Toyota, Honda launch world's first commercial use of fuel-cell cars
TOKYO (AFP) Dec 02, 2002
The world's first commercial use of fuel-cell cars began Monday with the lease by Japanese auto giants Toyota Motor Corp. and Honda Motor Co. Ltd. of their environmentally friendly vehicles to the Japanese government.

But at around 40 times the cost of leasing a conventional vehicle, it will still be years before the cars are economically viable for most consumers, officials conceded.

Toyota started leasing four fuel cell hybrid vehicles (FCHVs) to each of four government agencies -- the cabinet office, the trade ministry, the transport ministry and the environment ministry.

Powered by electricity generated from oxygen and pressurized hydrogen gas, the sleek silver vehicle, based on the Highlander/Kluger sports utility vehicle, seats five and has a range of up to 300 kilometers (185 miles) on one tank of hydrogen.

Toyota will charge 1.2 million yen (9,800 dollars) a month for each of the vehicles during the 30-month contracts.

Honda also leased one of its FCX fuel-cell passenger cars to the cabinet office for a 12-month contract at 800,000 yen a month.

"The delivery of the fuel-cell cars today is meaningful for Japan's energy policy," Prime Minister Junichiro Koizumi said at a ceremony at the prime minister's office.

Toyota also started leasing two Toyota FCHVs to University of California, Davis, and University of California, Irvine, respectively for roughly the same price.

Within a year, Toyota aims to lease 16 more fuel-cell cars in Japan and the United States.

Honda's FCX also made its North American commercial debut Monday, leasing a vehicle to the city of Los Angeles and the company is scheduled to lease four more to the city government, a Honda spokesman said.

Over the next three years, Honda hopes to lease 30 FCXs in Japan and the United States. The FCX seats four and has a range of about 355 kilometers for each tank load of hydrogen.

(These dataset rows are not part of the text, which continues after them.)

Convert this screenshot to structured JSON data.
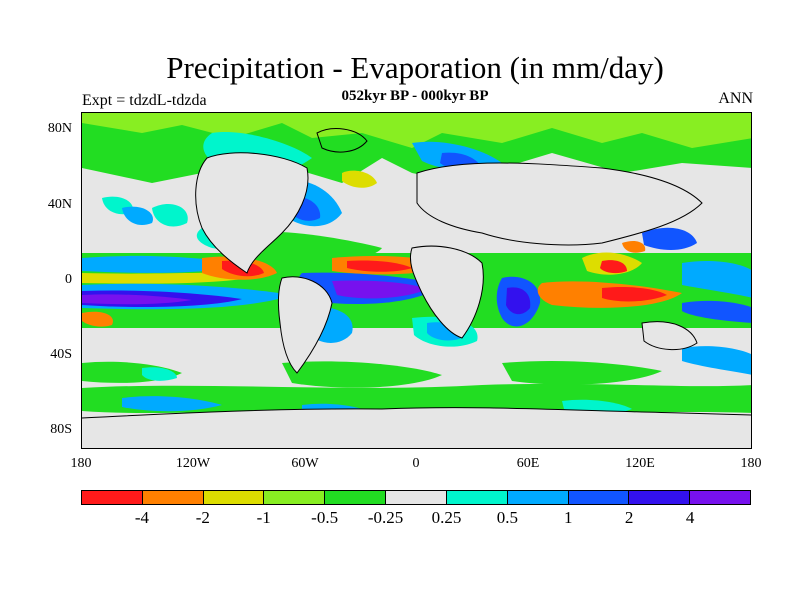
{
  "figure": {
    "title": "Precipitation - Evaporation (in mm/day)",
    "subtitle": "052kyr BP - 000kyr BP",
    "experiment": "Expt = tdzdL-tdzda",
    "season": "ANN"
  },
  "axes": {
    "lat_labels": [
      "80N",
      "40N",
      "0",
      "40S",
      "80S"
    ],
    "lon_labels": [
      "180",
      "120W",
      "60W",
      "0",
      "60E",
      "120E",
      "180"
    ]
  },
  "colorbar": {
    "colors": [
      "#ff1a1a",
      "#ff8000",
      "#dddd00",
      "#88ee22",
      "#22dd22",
      "#e6e6e6",
      "#00f5cc",
      "#00aaff",
      "#1155ff",
      "#3311ee",
      "#7711ee"
    ],
    "labels": [
      "-4",
      "-2",
      "-1",
      "-0.5",
      "-0.25",
      "0.25",
      "0.5",
      "1",
      "2",
      "4"
    ]
  },
  "map": {
    "background": "#e6e6e6",
    "coastline_color": "#000000"
  }
}
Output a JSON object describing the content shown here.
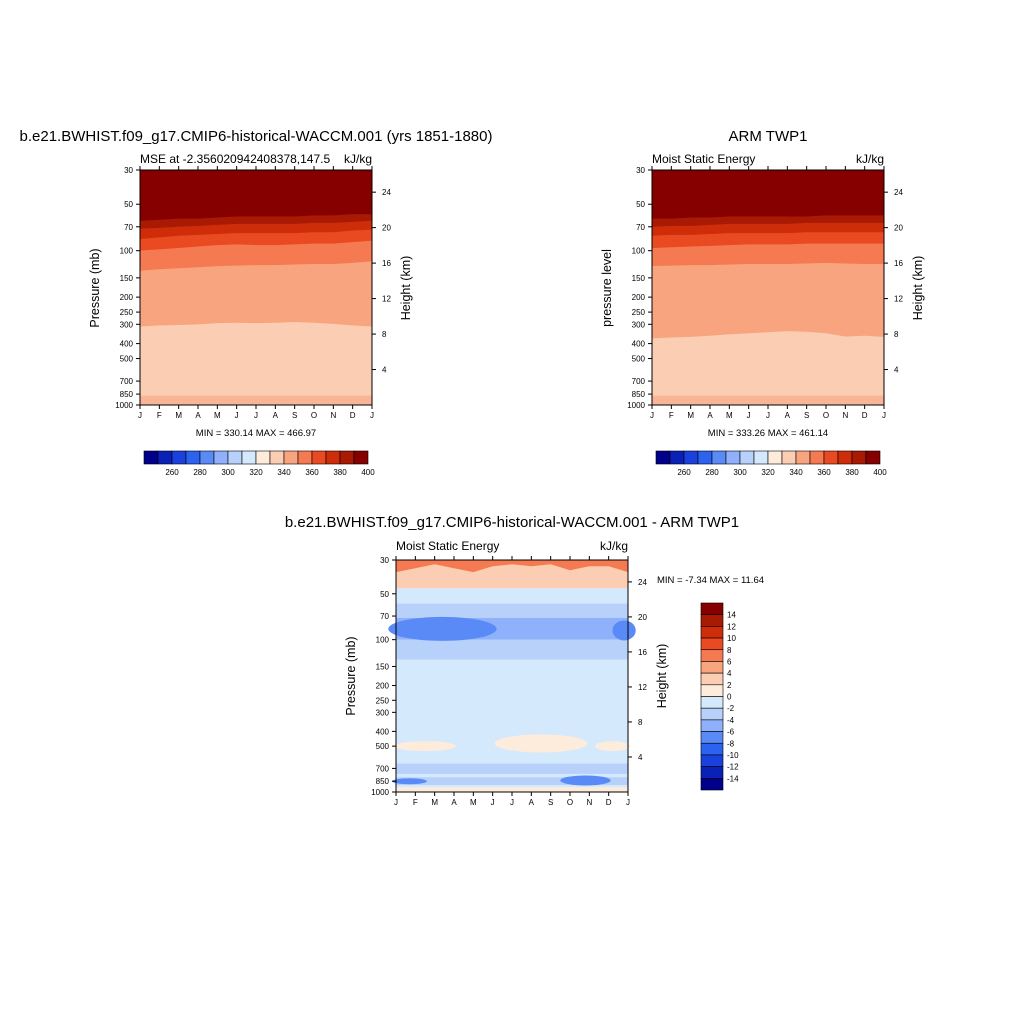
{
  "figure": {
    "title_left": "b.e21.BWHIST.f09_g17.CMIP6-historical-WACCM.001 (yrs 1851-1880)",
    "title_right": "ARM TWP1",
    "title_diff": "b.e21.BWHIST.f09_g17.CMIP6-historical-WACCM.001 - ARM TWP1"
  },
  "colors": {
    "seq_palette": [
      "#00008b",
      "#0a21b8",
      "#1a40dd",
      "#2c62f0",
      "#5a8af5",
      "#8fb0fa",
      "#b7d1fb",
      "#d5e9fc",
      "#fdecdb",
      "#fbcdb2",
      "#f8a47f",
      "#f57a52",
      "#ea4a21",
      "#cf2c0a",
      "#a81a04",
      "#870000"
    ],
    "diff_palette": [
      "#00008b",
      "#0a21b8",
      "#1a40dd",
      "#2c62f0",
      "#5a8af5",
      "#8fb0fa",
      "#b7d1fb",
      "#d5e9fc",
      "#fdecdb",
      "#fbcdb2",
      "#f8a47f",
      "#f57a52",
      "#ea4a21",
      "#cf2c0a",
      "#a81a04",
      "#870000"
    ]
  },
  "chart_data": [
    {
      "type": "heatmap",
      "name": "model",
      "subtitle_left": "MSE at -2.356020942408378,147.5",
      "units": "kJ/kg",
      "ylabel": "Pressure (mb)",
      "ylabel_right": "Height (km)",
      "x_ticks": [
        "J",
        "F",
        "M",
        "A",
        "M",
        "J",
        "J",
        "A",
        "S",
        "O",
        "N",
        "D",
        "J"
      ],
      "y_ticks": [
        30,
        50,
        70,
        100,
        150,
        200,
        250,
        300,
        400,
        500,
        700,
        850,
        1000
      ],
      "yr_ticks": [
        4,
        8,
        12,
        16,
        20,
        24
      ],
      "stats": "MIN = 330.14 MAX = 466.97",
      "levels": [
        250,
        260,
        270,
        280,
        290,
        300,
        310,
        320,
        330,
        340,
        350,
        360,
        370,
        380,
        390,
        400
      ],
      "colorbar_labels": [
        260,
        280,
        300,
        320,
        340,
        360,
        380,
        400
      ],
      "contour_bands": [
        {
          "level": 340,
          "p": [
            310,
            305,
            303,
            300,
            295,
            293,
            295,
            293,
            290,
            293,
            298,
            305,
            310
          ]
        },
        {
          "level": 350,
          "p": [
            135,
            132,
            130,
            128,
            126,
            125,
            124,
            124,
            123,
            122,
            122,
            120,
            117
          ]
        },
        {
          "level": 360,
          "p": [
            100,
            98,
            96,
            94,
            92,
            91,
            92,
            92,
            91,
            90,
            90,
            88,
            86
          ]
        },
        {
          "level": 370,
          "p": [
            84,
            82,
            80,
            79,
            78,
            77,
            77,
            77,
            77,
            76,
            76,
            74,
            73
          ]
        },
        {
          "level": 380,
          "p": [
            72,
            71,
            70,
            69,
            68,
            67,
            67,
            67,
            67,
            66,
            66,
            65,
            64
          ]
        },
        {
          "level": 390,
          "p": [
            64,
            63,
            62,
            62,
            61,
            60,
            60,
            60,
            60,
            59,
            59,
            58,
            58
          ]
        },
        {
          "level": 400,
          "p": [
            57,
            57,
            56,
            56,
            55,
            55,
            55,
            55,
            54,
            54,
            54,
            53,
            53
          ]
        }
      ]
    },
    {
      "type": "heatmap",
      "name": "obs",
      "subtitle_left": "Moist Static Energy",
      "units": "kJ/kg",
      "ylabel": "pressure level",
      "ylabel_right": "Height (km)",
      "x_ticks": [
        "J",
        "F",
        "M",
        "A",
        "M",
        "J",
        "J",
        "A",
        "S",
        "O",
        "N",
        "D",
        "J"
      ],
      "y_ticks": [
        30,
        50,
        70,
        100,
        150,
        200,
        250,
        300,
        400,
        500,
        700,
        850,
        1000
      ],
      "yr_ticks": [
        4,
        8,
        12,
        16,
        20,
        24
      ],
      "stats": "MIN = 333.26 MAX = 461.14",
      "levels": [
        250,
        260,
        270,
        280,
        290,
        300,
        310,
        320,
        330,
        340,
        350,
        360,
        370,
        380,
        390,
        400
      ],
      "colorbar_labels": [
        260,
        280,
        300,
        320,
        340,
        360,
        380,
        400
      ],
      "contour_bands": [
        {
          "level": 340,
          "p": [
            370,
            365,
            362,
            356,
            348,
            343,
            338,
            332,
            335,
            343,
            360,
            356,
            362
          ]
        },
        {
          "level": 350,
          "p": [
            126,
            125,
            124,
            124,
            123,
            122,
            122,
            122,
            121,
            120,
            121,
            122,
            122
          ]
        },
        {
          "level": 360,
          "p": [
            96,
            95,
            94,
            93,
            92,
            91,
            91,
            91,
            90,
            90,
            90,
            90,
            90
          ]
        },
        {
          "level": 370,
          "p": [
            80,
            79,
            79,
            78,
            77,
            77,
            77,
            77,
            76,
            76,
            76,
            76,
            76
          ]
        },
        {
          "level": 380,
          "p": [
            70,
            69,
            69,
            68,
            67,
            67,
            67,
            67,
            66,
            66,
            66,
            66,
            66
          ]
        },
        {
          "level": 390,
          "p": [
            62,
            62,
            61,
            61,
            60,
            60,
            60,
            60,
            60,
            59,
            59,
            59,
            59
          ]
        },
        {
          "level": 400,
          "p": [
            56,
            56,
            55,
            55,
            55,
            54,
            54,
            54,
            54,
            54,
            54,
            53,
            53
          ]
        }
      ]
    },
    {
      "type": "heatmap",
      "name": "difference",
      "subtitle_left": "Moist Static Energy",
      "units": "kJ/kg",
      "ylabel": "Pressure (mb)",
      "ylabel_right": "Height (km)",
      "x_ticks": [
        "J",
        "F",
        "M",
        "A",
        "M",
        "J",
        "J",
        "A",
        "S",
        "O",
        "N",
        "D",
        "J"
      ],
      "y_ticks": [
        30,
        50,
        70,
        100,
        150,
        200,
        250,
        300,
        400,
        500,
        700,
        850,
        1000
      ],
      "yr_ticks": [
        4,
        8,
        12,
        16,
        20,
        24
      ],
      "stats": "MIN =  -7.34 MAX =  11.64",
      "levels": [
        -14,
        -12,
        -10,
        -8,
        -6,
        -4,
        -2,
        0,
        2,
        4,
        6,
        8,
        10,
        12,
        14
      ],
      "colorbar_labels": [
        -14,
        -12,
        -10,
        -8,
        -6,
        -4,
        -2,
        0,
        2,
        4,
        6,
        8,
        10,
        12,
        14
      ],
      "approx_profile": [
        {
          "p": 30,
          "value": 5
        },
        {
          "p": 45,
          "value": 1
        },
        {
          "p": 60,
          "value": -3
        },
        {
          "p": 85,
          "value": -5
        },
        {
          "p": 110,
          "value": -3
        },
        {
          "p": 200,
          "value": -1
        },
        {
          "p": 480,
          "value": 1
        },
        {
          "p": 700,
          "value": -2
        },
        {
          "p": 850,
          "value": -4
        },
        {
          "p": 1000,
          "value": 1
        }
      ]
    }
  ]
}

Trade Minister Takeo Hiranuma said fuel-cell cars reflected Japan's commitment to a clean energy policy.

Fuel-cell vehicles generate no harmful emissions and were one step ahead of other hybrid vehicles which combine conventional internal combustion engines with electric motors, he said.

In 1997 Toyota introduced its Prius hybrid vehicle, which it says produces up to 90 percent less harmful emissions than the average conventional car. It has so far sold 105,000 Prius vehicles in Japan and abroad.

Taiyou Kawai, general manager of Toyota's fuel cell research and development department, said there were still many hurdles to clear before fuel-cell vehicles would be widely used by individual consumers.

Cost is the biggest factor with each FCHV costing more than 100 million yen to produce, Kawai said.

"It won't be anytime soon for mass commercialization. It will maybe take us another 10 years," he told AFP.

Another major hurdle is the lack of hydrogen stations where fuel-cell vehicle drivers can fill up.

"Right now we have four hydrogen stations in Japan," Kawai said, adding there were none in Tokyo, although six such stations are expected to be built in the Japanese capital soon.

Last month a ThunderPower hydrogen fuel-cell bus built by US bus and recreational vehicle manufacturer Thor Industries Inc. and ISE Research of San Diego entered service with the Sunline Transit Agency covering 100 miles a day in California.

Local reports said it was the only fuel-cell bus in commercial service in the world.